I used 2 point perspective here for the most part. To figure this out, I drew the basic sketch onto a piece of paper that was larger than the final sketch. I decided my horizon line. Then I drew the building, uprights and then angles for the roof line and base of the building, both on the left and the right. For the wall, I did the same thing, aiming it at the horizon line and trying to get the top and bottom to line up.
Ummm. Not sure. It looks okay in a lot of ways except for the wall – too wide nearer the building perhaps than it should be in the lower left foreground.
And getting into perspective. I don’t have depth perception – eye docs confirm this. But I do get distance – I can guestimate a distance and when it is measured, I am pretty accurate. This makes me think that a sense of distance and depth perception are two different things entirely.
The blue hour down the street. It’s so hard to catch that glow in painting!
I’ve had this painting on my easel for about a week. There was a lot of thought put into it – an almost scary amount given my impatient, impetuous tendencies. Sky and basic colors in pale shades.

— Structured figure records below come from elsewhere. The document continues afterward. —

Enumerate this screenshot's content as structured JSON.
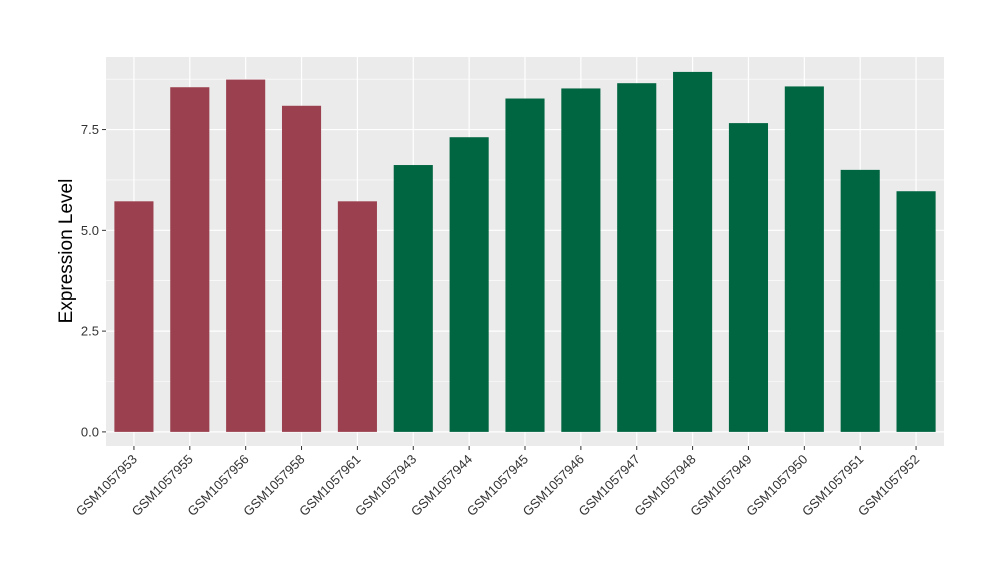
{
  "chart_data": {
    "type": "bar",
    "title": "",
    "xlabel": "",
    "ylabel": "Expression Level",
    "ylim": [
      -0.35,
      9.3
    ],
    "yticks": [
      0.0,
      2.5,
      5.0,
      7.5
    ],
    "ytick_labels": [
      "0.0",
      "2.5",
      "5.0",
      "7.5"
    ],
    "grid": true,
    "legend": "none",
    "categories": [
      "GSM1057953",
      "GSM1057955",
      "GSM1057956",
      "GSM1057958",
      "GSM1057961",
      "GSM1057943",
      "GSM1057944",
      "GSM1057945",
      "GSM1057946",
      "GSM1057947",
      "GSM1057948",
      "GSM1057949",
      "GSM1057950",
      "GSM1057951",
      "GSM1057952"
    ],
    "values": [
      5.72,
      8.55,
      8.74,
      8.09,
      5.72,
      6.62,
      7.31,
      8.27,
      8.52,
      8.65,
      8.93,
      7.66,
      8.57,
      6.5,
      5.97
    ],
    "groups": [
      "g1",
      "g1",
      "g1",
      "g1",
      "g1",
      "g2",
      "g2",
      "g2",
      "g2",
      "g2",
      "g2",
      "g2",
      "g2",
      "g2",
      "g2"
    ],
    "colors": {
      "g1": "#9b404e",
      "g2": "#006641"
    },
    "panel_color": "#ebebeb",
    "grid_color": "#ffffff"
  }
}
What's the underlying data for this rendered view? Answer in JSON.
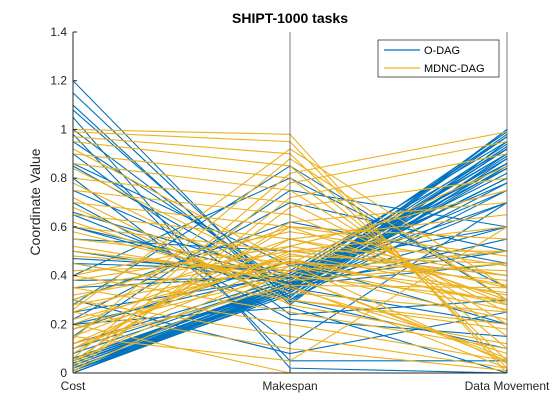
{
  "chart_data": {
    "type": "line",
    "title": "SHIPT-1000 tasks",
    "xlabel": "",
    "ylabel": "Coordinate Value",
    "categories": [
      "Cost",
      "Makespan",
      "Data Movement"
    ],
    "ylim": [
      0,
      1.4
    ],
    "yticks": [
      "0",
      "0.2",
      "0.4",
      "0.6",
      "0.8",
      "1",
      "1.2",
      "1.4"
    ],
    "grid": false,
    "legend_position": "top-right",
    "colors": {
      "O-DAG": "#0072BD",
      "MDNC-DAG": "#EDB120",
      "axis": "#262626"
    },
    "series": [
      {
        "name": "O-DAG",
        "lines": [
          [
            1.2,
            0.29,
            0.88
          ],
          [
            1.15,
            0.31,
            1.0
          ],
          [
            1.1,
            0.28,
            0.95
          ],
          [
            1.08,
            0.3,
            0.9
          ],
          [
            1.05,
            0.02,
            0.0
          ],
          [
            1.0,
            0.33,
            0.85
          ],
          [
            0.98,
            0.05,
            0.05
          ],
          [
            0.95,
            0.36,
            0.8
          ],
          [
            0.9,
            0.24,
            0.3
          ],
          [
            0.86,
            0.44,
            0.6
          ],
          [
            0.85,
            0.35,
            0.92
          ],
          [
            0.8,
            0.12,
            0.7
          ],
          [
            0.75,
            0.36,
            0.98
          ],
          [
            0.7,
            0.22,
            0.15
          ],
          [
            0.66,
            0.4,
            0.86
          ],
          [
            0.65,
            0.3,
            0.75
          ],
          [
            0.6,
            0.39,
            0.7
          ],
          [
            0.55,
            0.5,
            0.4
          ],
          [
            0.5,
            0.37,
            0.9
          ],
          [
            0.47,
            0.42,
            0.5
          ],
          [
            0.45,
            0.42,
            0.95
          ],
          [
            0.4,
            0.8,
            0.35
          ],
          [
            0.38,
            0.39,
            0.84
          ],
          [
            0.35,
            0.4,
            0.97
          ],
          [
            0.3,
            0.62,
            0.45
          ],
          [
            0.28,
            0.85,
            0.3
          ],
          [
            0.25,
            0.4,
            0.78
          ],
          [
            0.22,
            0.7,
            0.5
          ],
          [
            0.2,
            0.41,
            0.92
          ],
          [
            0.18,
            0.46,
            0.2
          ],
          [
            0.15,
            0.75,
            0.6
          ],
          [
            0.12,
            0.39,
            0.86
          ],
          [
            0.1,
            0.38,
            0.99
          ],
          [
            0.08,
            0.38,
            0.9
          ],
          [
            0.06,
            0.37,
            0.82
          ],
          [
            0.05,
            0.36,
            0.94
          ],
          [
            0.04,
            0.37,
            0.75
          ],
          [
            0.03,
            0.36,
            0.88
          ],
          [
            0.02,
            0.35,
            0.8
          ],
          [
            0.02,
            0.36,
            0.97
          ],
          [
            0.01,
            0.35,
            0.86
          ],
          [
            0.01,
            0.34,
            0.92
          ],
          [
            0.0,
            0.34,
            1.0
          ],
          [
            0.0,
            0.33,
            0.84
          ],
          [
            0.01,
            0.32,
            0.78
          ],
          [
            0.02,
            0.34,
            0.7
          ],
          [
            0.03,
            0.36,
            0.6
          ],
          [
            0.04,
            0.35,
            0.55
          ],
          [
            0.05,
            0.37,
            0.5
          ],
          [
            0.06,
            0.36,
            0.45
          ],
          [
            0.02,
            0.33,
            0.89
          ],
          [
            0.0,
            0.35,
            0.93
          ],
          [
            0.6,
            0.35,
            0.2
          ],
          [
            0.45,
            0.3,
            0.1
          ],
          [
            0.3,
            0.08,
            0.25
          ],
          [
            0.2,
            0.27,
            0.0
          ]
        ]
      },
      {
        "name": "MDNC-DAG",
        "lines": [
          [
            1.0,
            0.98,
            0.0
          ],
          [
            0.99,
            0.95,
            0.02
          ],
          [
            0.97,
            0.9,
            0.05
          ],
          [
            0.95,
            0.85,
            0.1
          ],
          [
            0.9,
            0.8,
            0.15
          ],
          [
            0.86,
            0.75,
            0.2
          ],
          [
            0.8,
            0.7,
            0.25
          ],
          [
            0.75,
            0.65,
            0.28
          ],
          [
            0.7,
            0.6,
            0.3
          ],
          [
            0.65,
            0.55,
            0.35
          ],
          [
            0.6,
            0.5,
            0.4
          ],
          [
            0.55,
            0.45,
            0.42
          ],
          [
            0.5,
            0.4,
            0.3
          ],
          [
            0.45,
            0.3,
            0.2
          ],
          [
            0.4,
            0.25,
            0.1
          ],
          [
            0.35,
            0.2,
            0.05
          ],
          [
            0.3,
            0.15,
            0.02
          ],
          [
            0.25,
            0.1,
            0.01
          ],
          [
            0.2,
            0.0,
            0.0
          ],
          [
            0.15,
            0.05,
            0.6
          ],
          [
            0.1,
            0.55,
            0.65
          ],
          [
            0.05,
            0.62,
            0.7
          ],
          [
            0.02,
            0.68,
            0.8
          ],
          [
            0.0,
            0.72,
            0.9
          ],
          [
            0.03,
            0.78,
            0.95
          ],
          [
            0.06,
            0.82,
            0.99
          ],
          [
            0.08,
            0.6,
            0.55
          ],
          [
            0.12,
            0.5,
            0.5
          ],
          [
            0.18,
            0.48,
            0.45
          ],
          [
            0.22,
            0.46,
            0.38
          ],
          [
            0.28,
            0.44,
            0.33
          ],
          [
            0.32,
            0.47,
            0.28
          ],
          [
            0.35,
            0.5,
            0.6
          ],
          [
            0.38,
            0.52,
            0.75
          ],
          [
            0.42,
            0.45,
            0.85
          ],
          [
            0.48,
            0.42,
            0.5
          ],
          [
            0.52,
            0.38,
            0.45
          ],
          [
            0.58,
            0.36,
            0.35
          ],
          [
            0.62,
            0.33,
            0.25
          ],
          [
            0.68,
            0.3,
            0.18
          ],
          [
            0.72,
            0.28,
            0.12
          ],
          [
            0.78,
            0.35,
            0.08
          ],
          [
            0.84,
            0.4,
            0.06
          ],
          [
            0.92,
            0.45,
            0.04
          ],
          [
            0.25,
            0.55,
            0.4
          ],
          [
            0.2,
            0.52,
            0.36
          ],
          [
            0.15,
            0.49,
            0.32
          ],
          [
            0.1,
            0.46,
            0.29
          ],
          [
            0.05,
            0.44,
            0.26
          ],
          [
            0.01,
            0.42,
            0.22
          ],
          [
            0.3,
            0.6,
            0.48
          ],
          [
            0.4,
            0.58,
            0.44
          ],
          [
            0.14,
            0.88,
            0.3
          ],
          [
            0.26,
            0.92,
            0.35
          ],
          [
            0.18,
            0.4,
            0.05
          ],
          [
            0.12,
            0.36,
            0.02
          ]
        ]
      }
    ]
  }
}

From there, midtones, darker shades, and finally details. The foreground was so challenging – the cone flowers want detail, but don’t want too much. The orange ones are totally lacking in detail, and are just blobs of color. And then the buildings . . . still some perspective issues, particularly in the house on the right, but better than anything I have done to date. Dreams of summer now that spring is blooming here in California!
I promised to paint more buildings. So I did. I painted a house in the middle of a cold, cold climate in the dead of winter. I made better house drawings when I was 10.
I have really lost touch with real cold, real snow, and a real winter. I do have memories, though, of the intense gloom of the woods in northern New York state. There was something so magical about them – the silence of the woods, the snow falling, the sense of being alone in the world. I liked the idea of capturing that with a building, on water, in the dead of winter.
Buildings mean people, even in the middle of nowhere, on a river. People usually mean unnecessary noise, and in the woods or hiking, the last thing I want is noise. Silence is something to be savored in our noisy age.
So, let’s get back to the “disastrous fun” of this posting. “Disastrous” as this is such an amateurish painting, and “fun” because the more I got into, and the more I realized how awful it was, the more fun I had. Making a “good” painting no longer had any meaning – it was the experience. And the snow.
The final touch was the snowflakes. White gouache to spatter. I spattered on the painting. It flew onto my glasses. I spattered some more. It flew onto my glasses. I changed how I was spattering, and there were streaks.
Snowflakes don’t streak in the real world. Spattering paint is an art form in and of itself.
I love the colors of houses seen throughout the Caribbean. Brilliant sunshine sets them off beautifully. The same with white – it becomes so bright it can be as blinding as snow in the sunshine. Where I live, if anyone paints their house anything other than beige or some other neutral color, they sort of get a weird look, like “what’s wrong with them,” so the colors you see in the Caribbean is eye candy.
Of late, I have painting snow and water. And skies. Now, I am looking to trying to include buildings in my paintings. I want to improve my perspective (the chimney here is cock-eyed) and to make them focal points. At some point I may even brave putting people into my paintings.
Here, the study was not just architecture, but white and how to express it as something other than just white. Fabriano Artistico, cobalt and ultramarine blue, sap and Hooker’s green, yellow ochre, and red oxide (I think).